No. The rats didn't pass the plague to the fleas. The fleas gave it to the rats. If you look it up on a history website then it will be likely that this is the way round it goes. This is the right answer so do take notice of it!! :)
It is plague not plaque noob. Anyway, the blood inside of one rat with the illness gets into the blood sucking flees that then travel to other rats and give them the plague too because of the other rats blood inside of the flea. That is how it is spread but I do not know how the illness started.. at least this helps a bit.
The fleas; but the rats carried the fleas. So in a sense both.
Bubonic plaque
The rats didnt actually get it, it was the fleas which were on the rats and the fleas carried the disease. It was just the rats that carried the flees.
Rats to fleas, fleas to humans
Fleas transmitted the disease from rats to humans.
The fleas on rats. The rats had a disease that the fleas got then jumped onto the people to spread the desease.
The infected fleas that spread the disease, The rats that carried the fleas, The ships that carried the rats from port to port. The Bacteria (Yersinia pestis), that infected the fleas.
Rats which 'traveled' in boats would catch the disease when men traded across Europe. The rats fleas had the disease, when the fleas bite you, it passes to you.

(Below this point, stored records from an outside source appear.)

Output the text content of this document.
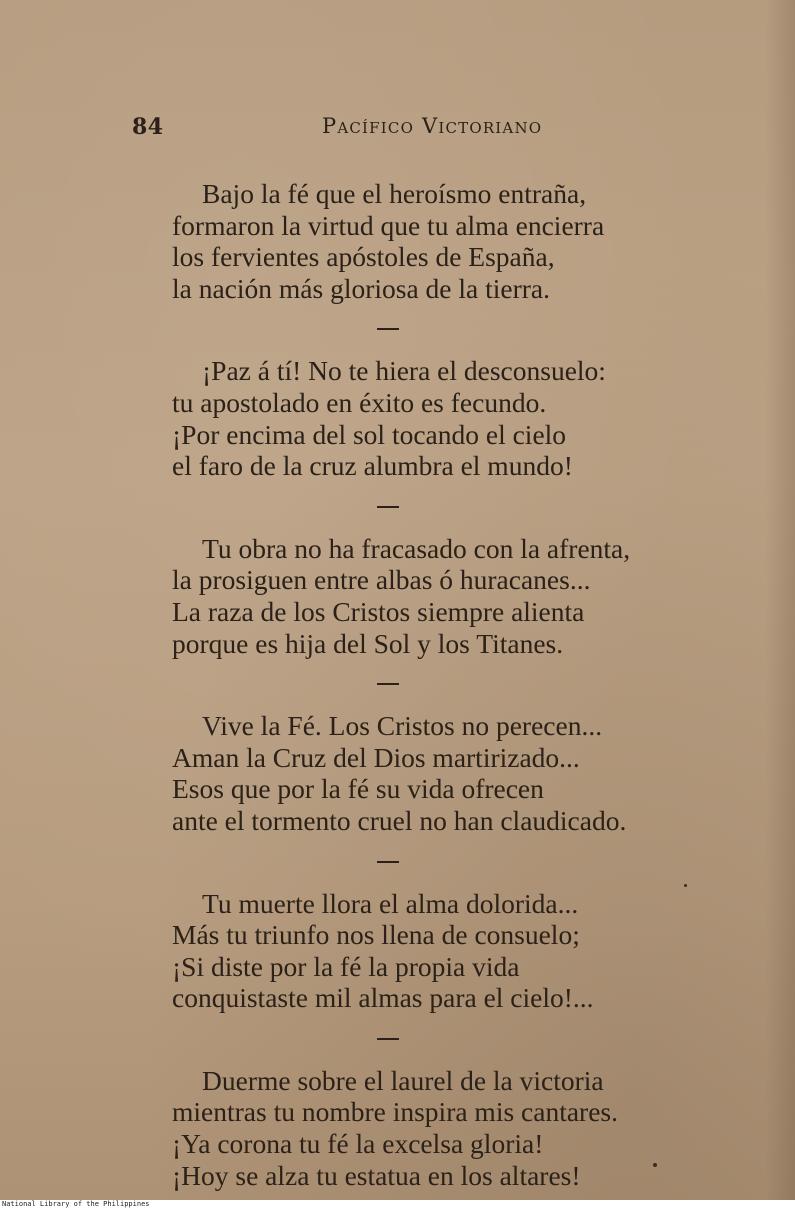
84	Pacífico Victoriano
Bajo la fé que el heroísmo entraña,
formaron la virtud que tu alma encierra
los fervientes apóstoles de España,
la nación más gloriosa de la tierra.
¡Paz á tí! No te hiera el desconsuelo:
tu apostolado en éxito es fecundo.
¡Por encima del sol tocando el cielo
el faro de la cruz alumbra el mundo!
Tu obra no ha fracasado con la afrenta,
la prosiguen entre albas ó huracanes...
La raza de los Cristos siempre alienta
porque es hija del Sol y los Titanes.
Vive la Fé. Los Cristos no perecen...
Aman la Cruz del Dios martirizado...
Esos que por la fé su vida ofrecen
ante el tormento cruel no han claudicado.
Tu muerte llora el alma dolorida...
Más tu triunfo nos llena de consuelo;
¡Si diste por la fé la propia vida
conquistaste mil almas para el cielo!...
Duerme sobre el laurel de la victoria
mientras tu nombre inspira mis cantares.
¡Ya corona tu fé la excelsa gloria!
¡Hoy se alza tu estatua en los altares!
National Library of the Philippines
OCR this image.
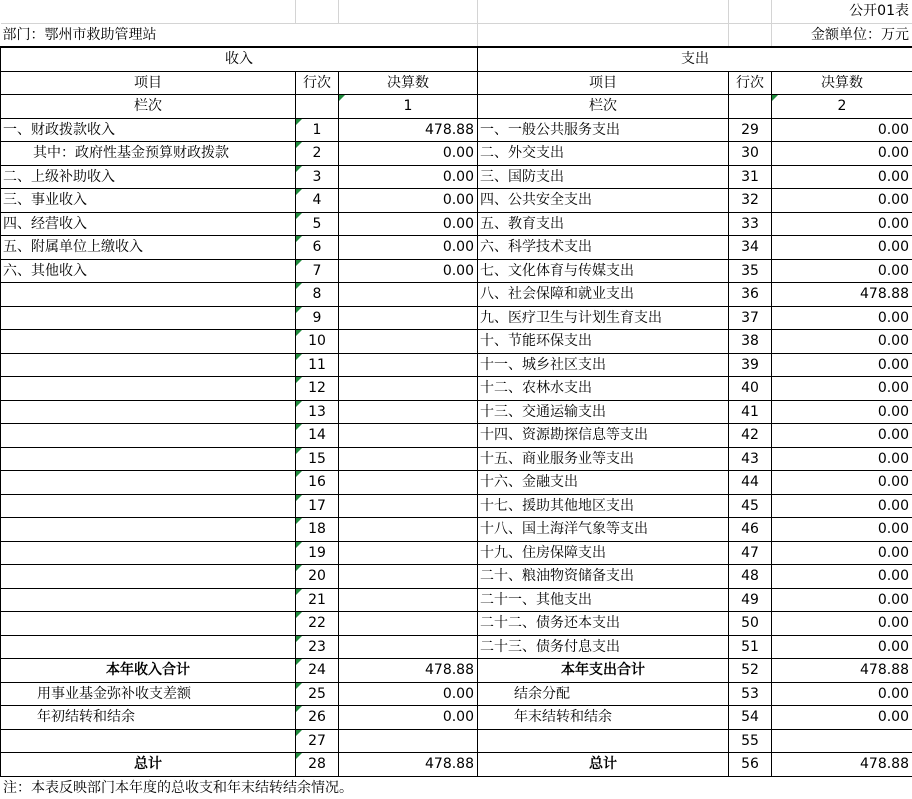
					公开01表
部门：鄂州市救助管理站					金额单位：万元
收入			支出		
项目	行次	决算数	项目	行次	决算数
栏次		1	栏次		2
一、财政拨款收入	1	478.88	一、一般公共服务支出	29	0.00
其中：政府性基金预算财政拨款	2	0.00	二、外交支出	30	0.00
二、上级补助收入	3	0.00	三、国防支出	31	0.00
三、事业收入	4	0.00	四、公共安全支出	32	0.00
四、经营收入	5	0.00	五、教育支出	33	0.00
五、附属单位上缴收入	6	0.00	六、科学技术支出	34	0.00
六、其他收入	7	0.00	七、文化体育与传媒支出	35	0.00
	8		八、社会保障和就业支出	36	478.88
	9		九、医疗卫生与计划生育支出	37	0.00
	10		十、节能环保支出	38	0.00
	11		十一、城乡社区支出	39	0.00
	12		十二、农林水支出	40	0.00
	13		十三、交通运输支出	41	0.00
	14		十四、资源勘探信息等支出	42	0.00
	15		十五、商业服务业等支出	43	0.00
	16		十六、金融支出	44	0.00
	17		十七、援助其他地区支出	45	0.00
	18		十八、国土海洋气象等支出	46	0.00
	19		十九、住房保障支出	47	0.00
	20		二十、粮油物资储备支出	48	0.00
	21		二十一、其他支出	49	0.00
	22		二十二、债务还本支出	50	0.00
	23		二十三、债务付息支出	51	0.00
本年收入合计	24	478.88	本年支出合计	52	478.88
用事业基金弥补收支差额	25	0.00	结余分配	53	0.00
年初结转和结余	26	0.00	年末结转和结余	54	0.00
	27			55	
总计	28	478.88	总计	56	478.88
注：本表反映部门本年度的总收支和年末结转结余情况。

scientist think that the black death was caused by fleas who lived on rats. also fleas carried a disease called bubonic plague and when that disease killed most of the rats and when there were only very few rats to live on the fleas moved to humans giving them the disease.
The answer is bubonic plaque
Most definitely. The Black Plaque AKA Bubonic plaque killed like 1/3 of the human population. It's reason for spreading...fleas. Then through trade, war, and rats, they would get carried.
The rats themselves do not spread disease, but the fleas that are in their fur was well known for spreading the Black Death in the Middle Ages.